Proof Let $u\in U_1+\dots+U_m$. Then $u=u_1+\dots+u_m$ for some $u_1\in U_1,…,u_m\in U_m$. And
$$ u_i=a_1^{(i)}u_1^{(i)}+\dots+a_{n_i}^{(i)}u_{n_i}^{(i)}=\sum_{j=1}^{n_i}a_j^{(i)}u_{j}^{(i)} $$
for some $a_j^{(i)}\in\mathbb{F}$ since $u_i\in U_i=\text{span}(u_1^{(i)},…,u_{n_i}^{(i)})$. Hence
$$ u=\sum_{i=1}^{m}u_i=\sum_{i=1}^{m}\big(a_1^{(i)}u_1^{(i)}+\dots+a_{n_i}^{(i)}u_{n_i}^{(i)}\big)=\sum_{i=1}^{m}\sum_{j=1}^{n_i}a_j^{(i)}u_j^{(i)}\in\text{span}(W) $$
The “$\in\text{span}(W)$” holds because $W$ is the list of all the $u_j^{(i)}$ for $i=1,…,m$ and $j=1,…,n_i$. Hence $U_1+\dots+U_m\subset\text{span}(W)$.

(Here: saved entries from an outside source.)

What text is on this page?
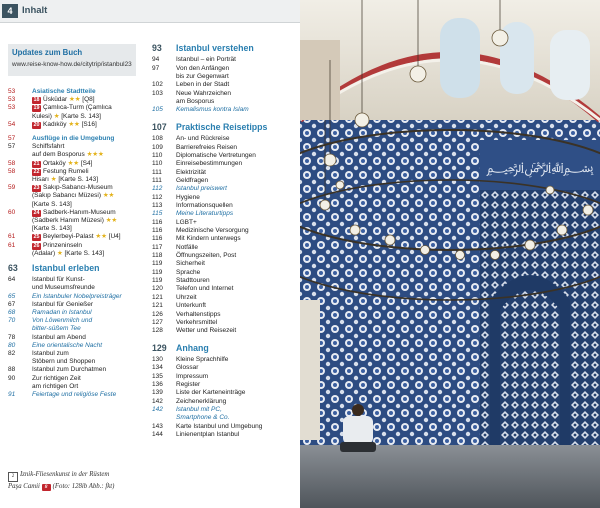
4	Inhalt
Updates zum Buch
www.reise-know-how.de/citytrip/istanbul23
53	Asiatische Stadtteile
53	18 Üsküdar ★★ [Q8]
53	19 Çamlıca-Turm (Çamlıca
Kulesi) ★ [Karte S. 143]
54	20 Kadıköy ★★ [S16]
57	Ausflüge in die Umgebung
57	Schiffsfahrt
auf dem Bosporus ★★★
58	21 Ortaköy ★★ [S4]
58	22 Festung Rumeli
Hisarı ★ [Karte S. 143]
59	23 Sakıp-Sabancı-Museum
(Sakıp Sabancı Müzesi) ★★
[Karte S. 143]
60	24 Sadberk-Hanım-Museum
(Sadberk Hanım Müzesi) ★★
[Karte S. 143]
61	25 Beylerbeyi-Palast ★★ [U4]
61	26 Prinzeninseln
(Adalar) ★ [Karte S. 143]
63	Istanbul erleben
64	Istanbul für Kunst-
und Museumsfreunde
65	Ein Istanbuler Nobelpreisträger
67	Istanbul für Genießer
68	Ramadan in Istanbul
70	Von Löwenmilch und
bitter-süßem Tee
78	Istanbul am Abend
80	Eine orientalische Nacht
82	Istanbul zum
Stöbern und Shoppen
88	Istanbul zum Durchatmen
90	Zur richtigen Zeit
am richtigen Ort
91	Feiertage und religiöse Feste
93	Istanbul verstehen
94	Istanbul – ein Porträt
97	Von den Anfängen
bis zur Gegenwart
102	Leben in der Stadt
103	Neue Wahrzeichen
am Bosporus
105	Kemalismus kontra Islam
107	Praktische Reisetipps
108	An- und Rückreise
109	Barrierefreies Reisen
110	Diplomatische Vertretungen
110	Einreisebestimmungen
111	Elektrizität
111	Geldfragen
112	Istanbul preiswert
112	Hygiene
113	Informationsquellen
115	Meine Literaturtipps
116	LGBT+
116	Medizinische Versorgung
116	Mit Kindern unterwegs
117	Notfälle
118	Öffnungszeiten, Post
119	Sicherheit
119	Sprache
119	Stadttouren
120	Telefon und Internet
121	Uhrzeit
121	Unterkunft
126	Verhaltenstipps
127	Verkehrsmittel
128	Wetter und Reisezeit
129	Anhang
130	Kleine Sprachhilfe
134	Glossar
135	Impressum
136	Register
139	Liste der Karteneinträge
142	Zeichenerklärung
142	Istanbul mit PC,
Smartphone & Co.
143	Karte Istanbul und Umgebung
144	Linienentplan Istanbul
2 Iznik-Fliesenkunst in der Rüstem
Paşa Camii 8 (Foto: 128ib Abb.: fkt)
﷽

In the other direction, let $w\in\text{span}(W)$. Then we can write $w$ as $w=\sum_{i=1}^{m}\sum_{j=1}^{n_i}a_j^{(i)}u_j^{(i)}$. Note that $\sum_{j=1}^{n_i}a_j^{(i)}u_j^{(i)}\in U_i$ since $U_i=\text{span}(u_1^{(i)},…,u_{n_i}^{(i)})$. Define $u_i\equiv\sum_{j=1}^{n_i}a_j^{(i)}u_j^{(i)}\in U_i$. Then
$$ w=\sum_{i=1}^{m}\sum_{j=1}^{n_i}a_j^{(i)}u_j^{(i)}=\sum_{i=1}^{m}u_i\in U_1+\dots+U_m $$
and $\text{span}(W)\subset U_1+\dots+U_m$. Hence $\text{span}(W)=U_1+\dots+U_m$. In other words
$$\begin{align*} U_1+\dots+U_m &\equiv \{u_1+\dots+u_m:u_1\in U_1,...,u_m\in U_m\}\\ &= \Big\{\sum_{j=1}^{n_1}a_j^{(1)}u_j^{(1)}+\dots+\sum_{j=1}^{n_m}a_j^{(m)}u_j^{(m)}:a_j^{(i)}\in\mathbb{F}\Big\}\\ &= \Big\{\sum_{i=1}^{m}\sum_{j=1}^{n_i}a_j^{(i)}u_j^{(i)}:a_j^{(i)}\in\mathbb{F}\Big\}\\ &\equiv\text{span}(W) \end{align*}$$
Now let’s show that $\dim{(U_1+\dots+U_m)}=\text{len}(W)$ if and only if $W$ is linearly independent in $U_1+\dots+U_m$.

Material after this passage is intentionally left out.